Former President Carter was awarded the prize post-presidency, in 2002, for his work to find peaceful solutions to international conflicts. Former President Obama received the award in the first year of his presidency, in 2009, for his work to strengthen international diplomacy.
Only two other presidents have won it — former President Wilson in 1920 and former President Theodore Roosevelt in 1906. Former Vice President Al Gore won it in 2007 for his work on combating climate change.
'Trump seems much more ideologically flexible than I think a lot of Republicans in D.C. would like him to be. And it's drive in pursuit of ego and the idea that he clearly wants to go down in history as some kind of celebrated deal-maker,' one former national security aide to former President Biden said.
The former aide added, 'He promised to end the Russia-Ukraine war famously in 24 hours, failure. He inherited a ceasefire in Gaza, failure. That's fallen apart … he said he would try to get a nuclear deal with Iran, failure.'
Marc Siegel, a professor of medicine at NYU Langone Health, argued in an op-ed this week that Trump deserves the prize for Operation Warp Speed, which got the COVID-19 vaccine off the ground at the end of his first term.
On the foreign policy front, Trump has sought to bring an end to both erupting conflicts and long-simmering disputes.
The White House on Friday touted the Armenia and Azerbaijan peace deal to end a decades-long conflict in the south Caucuses.
At that event, the leaders of Armenia and Azerbaijan argued Trump would be worthy of the Nobel Prize for his efforts.
'I think President Trump deserves to have the Nobel Peace Prize. … We will promote for that,' Armenia Prime Minister Nikol Pashinyan said.

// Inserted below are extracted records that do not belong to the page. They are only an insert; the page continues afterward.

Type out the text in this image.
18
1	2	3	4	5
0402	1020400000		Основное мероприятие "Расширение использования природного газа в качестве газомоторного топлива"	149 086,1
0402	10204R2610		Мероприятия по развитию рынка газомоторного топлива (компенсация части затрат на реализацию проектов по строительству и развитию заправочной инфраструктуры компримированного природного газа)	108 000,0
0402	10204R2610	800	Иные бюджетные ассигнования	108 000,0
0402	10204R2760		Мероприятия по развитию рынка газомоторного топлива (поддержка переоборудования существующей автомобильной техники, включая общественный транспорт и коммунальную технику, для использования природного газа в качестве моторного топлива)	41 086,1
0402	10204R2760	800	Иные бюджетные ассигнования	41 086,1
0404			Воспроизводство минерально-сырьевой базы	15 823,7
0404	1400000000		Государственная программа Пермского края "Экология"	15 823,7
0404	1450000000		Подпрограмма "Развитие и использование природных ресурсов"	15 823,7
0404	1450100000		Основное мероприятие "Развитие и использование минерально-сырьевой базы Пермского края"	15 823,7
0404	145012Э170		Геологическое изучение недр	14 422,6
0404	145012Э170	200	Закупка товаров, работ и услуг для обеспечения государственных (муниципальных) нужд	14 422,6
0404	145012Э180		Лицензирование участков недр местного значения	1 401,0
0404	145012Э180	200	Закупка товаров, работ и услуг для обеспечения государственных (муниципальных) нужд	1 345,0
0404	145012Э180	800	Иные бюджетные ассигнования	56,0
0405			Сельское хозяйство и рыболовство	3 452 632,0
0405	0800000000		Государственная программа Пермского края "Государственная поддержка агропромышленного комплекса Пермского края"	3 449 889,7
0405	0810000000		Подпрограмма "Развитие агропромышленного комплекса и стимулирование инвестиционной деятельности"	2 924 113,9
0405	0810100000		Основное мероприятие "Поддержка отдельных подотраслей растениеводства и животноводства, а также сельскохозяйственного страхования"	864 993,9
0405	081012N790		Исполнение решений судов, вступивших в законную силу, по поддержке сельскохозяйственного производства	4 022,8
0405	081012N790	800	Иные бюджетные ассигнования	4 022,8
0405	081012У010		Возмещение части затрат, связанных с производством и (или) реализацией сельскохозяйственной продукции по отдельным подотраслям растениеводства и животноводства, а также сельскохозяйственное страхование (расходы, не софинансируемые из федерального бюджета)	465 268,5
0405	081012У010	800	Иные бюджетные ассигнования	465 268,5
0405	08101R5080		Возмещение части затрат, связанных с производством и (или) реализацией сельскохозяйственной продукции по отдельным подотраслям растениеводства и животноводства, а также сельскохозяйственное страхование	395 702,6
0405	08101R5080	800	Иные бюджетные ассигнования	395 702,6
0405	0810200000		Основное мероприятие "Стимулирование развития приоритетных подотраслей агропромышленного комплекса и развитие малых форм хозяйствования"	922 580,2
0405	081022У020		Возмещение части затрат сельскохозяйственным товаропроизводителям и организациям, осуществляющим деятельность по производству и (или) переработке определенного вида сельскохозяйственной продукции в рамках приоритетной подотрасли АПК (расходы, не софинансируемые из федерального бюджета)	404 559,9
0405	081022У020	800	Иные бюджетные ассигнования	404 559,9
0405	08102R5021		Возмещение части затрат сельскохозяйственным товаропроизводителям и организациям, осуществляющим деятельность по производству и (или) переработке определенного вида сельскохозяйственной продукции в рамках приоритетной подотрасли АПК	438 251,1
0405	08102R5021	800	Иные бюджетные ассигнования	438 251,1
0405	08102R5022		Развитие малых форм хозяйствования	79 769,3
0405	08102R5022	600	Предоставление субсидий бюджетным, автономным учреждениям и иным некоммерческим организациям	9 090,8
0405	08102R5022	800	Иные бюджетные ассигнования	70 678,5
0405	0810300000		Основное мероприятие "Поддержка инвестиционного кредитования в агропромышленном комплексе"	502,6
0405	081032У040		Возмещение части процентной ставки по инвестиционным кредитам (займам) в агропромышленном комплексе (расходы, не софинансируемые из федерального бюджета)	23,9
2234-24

'President Trump deserves the Nobel Peace Prize many times over – his direct involvement in major conflicts, leveraging tools from America's military might to our superior consumer market, has brought peace to decades-long wars around the world,' spokesperson Anna Kelly said, adding the 'success is exemplified' by the Azerbaijan-Armenia peace summit.
'The President's legacy is already cemented as Peacemaker-in-Chief, and he has received multiple nominations because America is respected again with him in office,' she said.
The former Biden national security aide argued that the previous administration had done the vast majority of the groundwork in many diplomatic deals, adding that Trump 'parachuted in' to close them.
'I think he's interested in any deal he can slap his name on and say look what I got done,' the former aide said.